By about 2005, the public institutions had successfully rid themselves of anything worth reading (editorial comment), and we began to focus on what Mom always referred to as “filling in the gaps”. The first “gap” I remember filling in was “pigs”. Information is a funny thing. You don’t know what you don’t know until you can’t answer someone’s question. Pigs were only the first of many, many gaps that have been filled since the turn of the millenium. Time changes and interests change. (Did I tell you that we’re now 35 years old?) Mom has made jokes over the last 20 years about selling off one of the two sofas we now own. But it’s only a joke. Because we actually sold the dining-room table several years ago, in order to fit three desks and computer workstations in one small dining room. I don’t think it ever occurred to us to remove the floor-to-ceiling bookshelves. After all, you can always find a place to eat. But you might need a brief history of the “Kingdoms of Europe” one day, and then where would you be with a big round table and no book?

In 2018, right after Dad was diagnosed with Stage 4 cancer and his company announced it was moving to Florida without him, we spent months thinking we’d have to move somewhere for him to find a job. In two months, we carted truckloads of antiques (house was filled with ’em) to a donation store. And books. Lots of books. To the library book sale warehouse (the eternal circle, eh). Close to 4,000 of them. At that time, we knew that we’d topped 12,000 books in the house and hadn’t counted any further. That leaves us with around 8,000 or more. Like I said, about half of them are children’s books (we didn’t cull those), the rest mostly non-fiction. We probably don’t have close to 300 adult fiction books, and most of them are what people might call classics. Elizabeth likes Agatha Christie and has a sizeable collection of those. Mostly, though, we’re a non-fiction house. History. Military history. British history. Biographies and autobiographies. Herbs and homeopathy. Needlecraft. The list goes on, and there probably isn’t a book in our collection, then or now, that someone didn’t read or use. They’re like old friends. Some of the shelves that were emptied in 2018 now house CDs and craft supplies for the Etsy store. One whole floor-to-ceiling unit, three feet wide, was converted to a doll apartment building by adding a door to the front and adjusting the shelves to about 20″ high. We no longer feel like we live in a library, but people who come over probably see things differently. Wonder what they’d think if they knew that all of the shelves are double-stacked?

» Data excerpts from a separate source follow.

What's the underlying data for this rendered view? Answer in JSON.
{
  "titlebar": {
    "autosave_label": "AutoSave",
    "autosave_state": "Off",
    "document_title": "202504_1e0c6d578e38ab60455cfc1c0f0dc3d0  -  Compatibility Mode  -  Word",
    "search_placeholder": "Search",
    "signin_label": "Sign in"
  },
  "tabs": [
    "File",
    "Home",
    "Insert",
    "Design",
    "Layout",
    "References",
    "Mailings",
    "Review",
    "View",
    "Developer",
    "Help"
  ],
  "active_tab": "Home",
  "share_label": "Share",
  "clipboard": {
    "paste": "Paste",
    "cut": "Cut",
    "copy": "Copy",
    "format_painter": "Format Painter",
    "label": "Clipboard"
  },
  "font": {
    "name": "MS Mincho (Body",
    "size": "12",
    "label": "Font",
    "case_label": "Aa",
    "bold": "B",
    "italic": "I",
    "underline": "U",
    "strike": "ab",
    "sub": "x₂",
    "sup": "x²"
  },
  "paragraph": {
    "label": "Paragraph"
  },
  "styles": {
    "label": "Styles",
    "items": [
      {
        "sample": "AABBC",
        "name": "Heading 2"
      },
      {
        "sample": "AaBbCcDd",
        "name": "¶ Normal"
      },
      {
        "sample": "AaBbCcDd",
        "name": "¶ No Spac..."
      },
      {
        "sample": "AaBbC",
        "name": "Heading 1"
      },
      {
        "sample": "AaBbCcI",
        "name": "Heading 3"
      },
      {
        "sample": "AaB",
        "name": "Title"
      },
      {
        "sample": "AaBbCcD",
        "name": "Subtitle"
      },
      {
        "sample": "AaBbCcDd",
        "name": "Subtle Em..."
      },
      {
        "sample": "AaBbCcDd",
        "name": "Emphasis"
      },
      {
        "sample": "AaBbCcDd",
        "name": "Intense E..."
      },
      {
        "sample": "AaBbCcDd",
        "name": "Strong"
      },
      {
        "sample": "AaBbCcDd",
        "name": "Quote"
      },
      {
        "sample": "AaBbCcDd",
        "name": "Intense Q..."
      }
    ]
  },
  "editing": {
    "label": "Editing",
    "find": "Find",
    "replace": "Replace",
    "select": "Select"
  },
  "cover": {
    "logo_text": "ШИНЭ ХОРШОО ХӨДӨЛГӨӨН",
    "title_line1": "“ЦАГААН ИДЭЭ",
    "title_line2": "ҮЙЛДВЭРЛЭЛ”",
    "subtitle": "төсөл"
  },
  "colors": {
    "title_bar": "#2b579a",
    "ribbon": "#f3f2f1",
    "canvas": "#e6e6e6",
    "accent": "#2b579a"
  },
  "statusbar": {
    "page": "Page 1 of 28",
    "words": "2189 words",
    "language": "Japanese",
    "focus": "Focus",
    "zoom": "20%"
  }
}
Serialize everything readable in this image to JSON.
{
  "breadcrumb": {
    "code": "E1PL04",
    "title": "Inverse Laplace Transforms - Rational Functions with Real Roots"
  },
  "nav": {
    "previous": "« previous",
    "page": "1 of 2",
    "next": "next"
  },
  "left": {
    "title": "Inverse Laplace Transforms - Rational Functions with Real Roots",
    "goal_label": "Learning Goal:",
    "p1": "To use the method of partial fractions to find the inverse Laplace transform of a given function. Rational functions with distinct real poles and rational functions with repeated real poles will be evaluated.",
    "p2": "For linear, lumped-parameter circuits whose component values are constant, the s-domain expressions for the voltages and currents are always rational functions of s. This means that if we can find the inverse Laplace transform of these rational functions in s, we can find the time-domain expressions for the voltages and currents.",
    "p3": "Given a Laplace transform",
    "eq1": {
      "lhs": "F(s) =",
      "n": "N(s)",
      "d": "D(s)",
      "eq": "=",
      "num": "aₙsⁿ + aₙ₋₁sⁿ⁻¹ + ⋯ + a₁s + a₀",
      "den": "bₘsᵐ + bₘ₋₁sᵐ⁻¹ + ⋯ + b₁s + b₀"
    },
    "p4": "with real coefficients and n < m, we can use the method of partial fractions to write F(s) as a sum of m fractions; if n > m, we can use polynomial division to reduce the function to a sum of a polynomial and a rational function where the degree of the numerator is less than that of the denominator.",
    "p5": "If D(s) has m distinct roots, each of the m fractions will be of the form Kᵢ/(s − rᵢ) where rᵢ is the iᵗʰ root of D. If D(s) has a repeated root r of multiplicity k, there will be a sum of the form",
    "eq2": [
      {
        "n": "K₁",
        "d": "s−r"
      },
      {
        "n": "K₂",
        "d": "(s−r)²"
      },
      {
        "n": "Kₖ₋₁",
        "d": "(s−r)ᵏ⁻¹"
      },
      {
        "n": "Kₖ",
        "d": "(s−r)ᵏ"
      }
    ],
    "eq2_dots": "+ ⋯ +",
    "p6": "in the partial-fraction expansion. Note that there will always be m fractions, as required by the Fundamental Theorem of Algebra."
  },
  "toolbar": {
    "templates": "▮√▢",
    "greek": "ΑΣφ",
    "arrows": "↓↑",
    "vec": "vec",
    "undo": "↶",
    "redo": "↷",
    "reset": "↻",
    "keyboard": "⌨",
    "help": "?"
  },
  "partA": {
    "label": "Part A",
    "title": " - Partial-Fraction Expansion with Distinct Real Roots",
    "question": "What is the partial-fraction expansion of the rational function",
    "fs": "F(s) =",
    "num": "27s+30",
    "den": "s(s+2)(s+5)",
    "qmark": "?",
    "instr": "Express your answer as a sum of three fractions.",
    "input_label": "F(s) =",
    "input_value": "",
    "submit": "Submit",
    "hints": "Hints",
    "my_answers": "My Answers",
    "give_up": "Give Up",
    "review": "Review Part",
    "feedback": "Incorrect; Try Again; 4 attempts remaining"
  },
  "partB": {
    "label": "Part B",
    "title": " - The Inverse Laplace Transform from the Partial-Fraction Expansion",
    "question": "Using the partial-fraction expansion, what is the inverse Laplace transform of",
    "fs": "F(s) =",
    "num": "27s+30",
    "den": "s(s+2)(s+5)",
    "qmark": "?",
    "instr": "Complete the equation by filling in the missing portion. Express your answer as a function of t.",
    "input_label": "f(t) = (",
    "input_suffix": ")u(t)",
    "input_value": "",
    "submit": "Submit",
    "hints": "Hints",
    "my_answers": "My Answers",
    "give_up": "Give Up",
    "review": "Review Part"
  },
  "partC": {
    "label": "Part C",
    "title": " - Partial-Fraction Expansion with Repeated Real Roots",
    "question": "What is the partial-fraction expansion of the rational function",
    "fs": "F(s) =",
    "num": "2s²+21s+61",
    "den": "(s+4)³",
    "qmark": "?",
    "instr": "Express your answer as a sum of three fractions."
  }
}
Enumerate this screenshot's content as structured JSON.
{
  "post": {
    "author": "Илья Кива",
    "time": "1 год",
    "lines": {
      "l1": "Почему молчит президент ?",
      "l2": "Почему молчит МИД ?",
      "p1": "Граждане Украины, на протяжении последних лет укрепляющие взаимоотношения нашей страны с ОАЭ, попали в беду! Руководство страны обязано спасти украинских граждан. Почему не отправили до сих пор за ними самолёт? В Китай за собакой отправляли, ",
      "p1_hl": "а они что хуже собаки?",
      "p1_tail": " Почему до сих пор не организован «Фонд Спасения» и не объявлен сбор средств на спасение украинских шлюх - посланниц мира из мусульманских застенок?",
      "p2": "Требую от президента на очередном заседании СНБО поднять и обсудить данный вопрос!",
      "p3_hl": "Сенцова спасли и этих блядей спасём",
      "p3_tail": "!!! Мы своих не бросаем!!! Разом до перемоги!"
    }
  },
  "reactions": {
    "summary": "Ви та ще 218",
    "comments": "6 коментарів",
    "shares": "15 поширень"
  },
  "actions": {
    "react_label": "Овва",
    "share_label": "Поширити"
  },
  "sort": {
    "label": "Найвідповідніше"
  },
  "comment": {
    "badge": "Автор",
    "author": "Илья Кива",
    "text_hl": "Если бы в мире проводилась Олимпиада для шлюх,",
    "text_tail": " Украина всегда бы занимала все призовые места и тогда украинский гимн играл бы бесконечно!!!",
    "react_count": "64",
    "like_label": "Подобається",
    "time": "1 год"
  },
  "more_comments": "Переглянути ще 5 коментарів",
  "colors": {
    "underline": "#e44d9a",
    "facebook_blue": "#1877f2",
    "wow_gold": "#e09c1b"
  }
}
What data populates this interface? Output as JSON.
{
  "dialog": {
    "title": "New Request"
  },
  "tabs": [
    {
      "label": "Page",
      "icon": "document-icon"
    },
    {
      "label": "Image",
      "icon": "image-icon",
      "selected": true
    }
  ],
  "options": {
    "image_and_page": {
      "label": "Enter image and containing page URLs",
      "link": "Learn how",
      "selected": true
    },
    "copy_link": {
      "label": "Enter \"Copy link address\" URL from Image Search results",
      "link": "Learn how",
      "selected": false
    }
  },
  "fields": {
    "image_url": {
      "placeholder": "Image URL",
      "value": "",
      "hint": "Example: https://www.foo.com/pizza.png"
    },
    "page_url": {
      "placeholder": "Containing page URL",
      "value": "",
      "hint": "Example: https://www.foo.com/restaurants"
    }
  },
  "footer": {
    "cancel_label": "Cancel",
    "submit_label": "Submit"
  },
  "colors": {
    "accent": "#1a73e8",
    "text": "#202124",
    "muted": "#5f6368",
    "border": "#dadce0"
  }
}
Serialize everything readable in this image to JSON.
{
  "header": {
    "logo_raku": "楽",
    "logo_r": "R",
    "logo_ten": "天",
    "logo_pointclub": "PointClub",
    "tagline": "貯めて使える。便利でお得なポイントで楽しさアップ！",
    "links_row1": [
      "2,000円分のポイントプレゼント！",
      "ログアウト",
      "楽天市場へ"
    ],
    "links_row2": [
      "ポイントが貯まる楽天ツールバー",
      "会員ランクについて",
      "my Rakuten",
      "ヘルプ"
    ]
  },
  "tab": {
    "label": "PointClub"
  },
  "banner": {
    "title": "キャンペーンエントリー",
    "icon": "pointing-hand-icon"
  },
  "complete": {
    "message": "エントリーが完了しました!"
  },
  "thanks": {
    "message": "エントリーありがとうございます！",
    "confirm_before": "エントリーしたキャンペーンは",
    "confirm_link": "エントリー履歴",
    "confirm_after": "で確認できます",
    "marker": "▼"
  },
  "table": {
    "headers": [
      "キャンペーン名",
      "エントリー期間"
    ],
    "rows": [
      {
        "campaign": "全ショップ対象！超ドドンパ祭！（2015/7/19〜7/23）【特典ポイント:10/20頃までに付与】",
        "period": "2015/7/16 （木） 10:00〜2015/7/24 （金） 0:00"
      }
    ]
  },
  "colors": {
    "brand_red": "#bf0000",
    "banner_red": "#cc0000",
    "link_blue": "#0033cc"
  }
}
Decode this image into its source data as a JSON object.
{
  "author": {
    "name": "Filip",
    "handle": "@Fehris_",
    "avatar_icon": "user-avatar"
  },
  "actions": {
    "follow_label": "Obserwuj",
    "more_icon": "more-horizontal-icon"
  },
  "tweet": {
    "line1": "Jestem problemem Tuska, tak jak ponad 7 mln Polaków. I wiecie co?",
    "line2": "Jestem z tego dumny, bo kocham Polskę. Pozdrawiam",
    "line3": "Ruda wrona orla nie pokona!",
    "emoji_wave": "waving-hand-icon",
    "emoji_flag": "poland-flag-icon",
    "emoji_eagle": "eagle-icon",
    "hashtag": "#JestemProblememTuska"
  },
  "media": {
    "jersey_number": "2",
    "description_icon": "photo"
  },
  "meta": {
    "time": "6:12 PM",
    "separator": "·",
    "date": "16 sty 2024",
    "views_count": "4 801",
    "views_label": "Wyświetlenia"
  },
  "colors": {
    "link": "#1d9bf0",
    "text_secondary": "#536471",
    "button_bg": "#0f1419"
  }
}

A funny story. When we moved to this house in 1998, we probably only had about five thousand books. Our friends provided older boys at both houses, to help load and unload the boxes. Ha! That was a sad day for American manhood (smile)! Sis and I were 12 at the time, and those boys whined about the weight of the boxes and wouldn’t carry them. The adults were busy with the furniture, and we were on a time limit with the rental truck, so Elizabeth and I ended up carrying most of them by ourselves. Hundreds of boxes.

But it was worth it. Because, in the end, we wouldn’t have been able to make these mini books for our dolls. Now, how’s that for getting the most out of your books?!


 

2 thoughts on “American Girl’s 1990s Twins Need Books

  1. Awesome, we will make more books when we get the library out again, right now that space is back to the Bungalow space. LOL!! I have a shelf for the library, but it will be awhile. LOL!!